Building on the completed upgrades, Afdis is now advancing a US$8 million investment into a new packaging line, expected to be commissioned during this financial year.

The project will significantly expand production capacity, increase manufacturing flexibility and eliminate bottlenecks that have constrained output, particularly in its fast-growing product categories.

The investment forms part of Afdis’ broader strategy to meet rising consumer demand while improving production efficiencies and supporting long-term profitability.

Afdis expects growth opportunities to be supported by continued expansion in key sectors of the economy, including agriculture, mining, infrastructure development and rising diaspora remittances, which continue to underpin consumer spending.

Mr Valela said management remains focused on delivering sustainable growth through product innovation, capacity expansion and market development initiatives.

However, he cautioned that global geopolitical tensions, particularly in the Middle East, continue to pose risks to the operating environment by disrupting international markets and increasing fuel prices and production input costs.

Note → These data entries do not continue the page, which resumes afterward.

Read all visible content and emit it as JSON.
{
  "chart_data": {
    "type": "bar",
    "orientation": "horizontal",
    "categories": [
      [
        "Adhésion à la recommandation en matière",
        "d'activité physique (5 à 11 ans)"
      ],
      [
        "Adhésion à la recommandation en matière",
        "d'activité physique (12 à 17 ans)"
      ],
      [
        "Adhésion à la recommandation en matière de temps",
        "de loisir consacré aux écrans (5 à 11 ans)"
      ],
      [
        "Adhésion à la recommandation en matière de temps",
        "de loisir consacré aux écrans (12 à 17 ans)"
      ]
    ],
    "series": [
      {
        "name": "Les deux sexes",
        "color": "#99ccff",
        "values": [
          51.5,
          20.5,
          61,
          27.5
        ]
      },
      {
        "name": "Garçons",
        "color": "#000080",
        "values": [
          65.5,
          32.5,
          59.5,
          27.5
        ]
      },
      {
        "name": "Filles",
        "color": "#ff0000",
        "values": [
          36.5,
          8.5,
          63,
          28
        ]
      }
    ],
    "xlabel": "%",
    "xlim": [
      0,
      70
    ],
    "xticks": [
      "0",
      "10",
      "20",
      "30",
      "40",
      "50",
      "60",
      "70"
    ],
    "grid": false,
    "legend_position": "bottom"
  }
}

“Management remains focused on sustainable growth and profitability through product innovation, capacity enhancement and market development, supported by continued economic activity in agriculture, mining, diaspora remittances and infrastructure investment,” he said.

He added that the company continues to closely monitor developments in global markets while implementing mitigation measures to cushion the business from higher operating costs arising from external shocks.

The latest capital investments underscore Afdis’ commitment to strengthening its manufacturing capabilities and enhancing competitiveness as it positions itself to capture growing demand in Zimbabwe’s alcoholic beverages market while navigating an increasingly volatile global operating environment.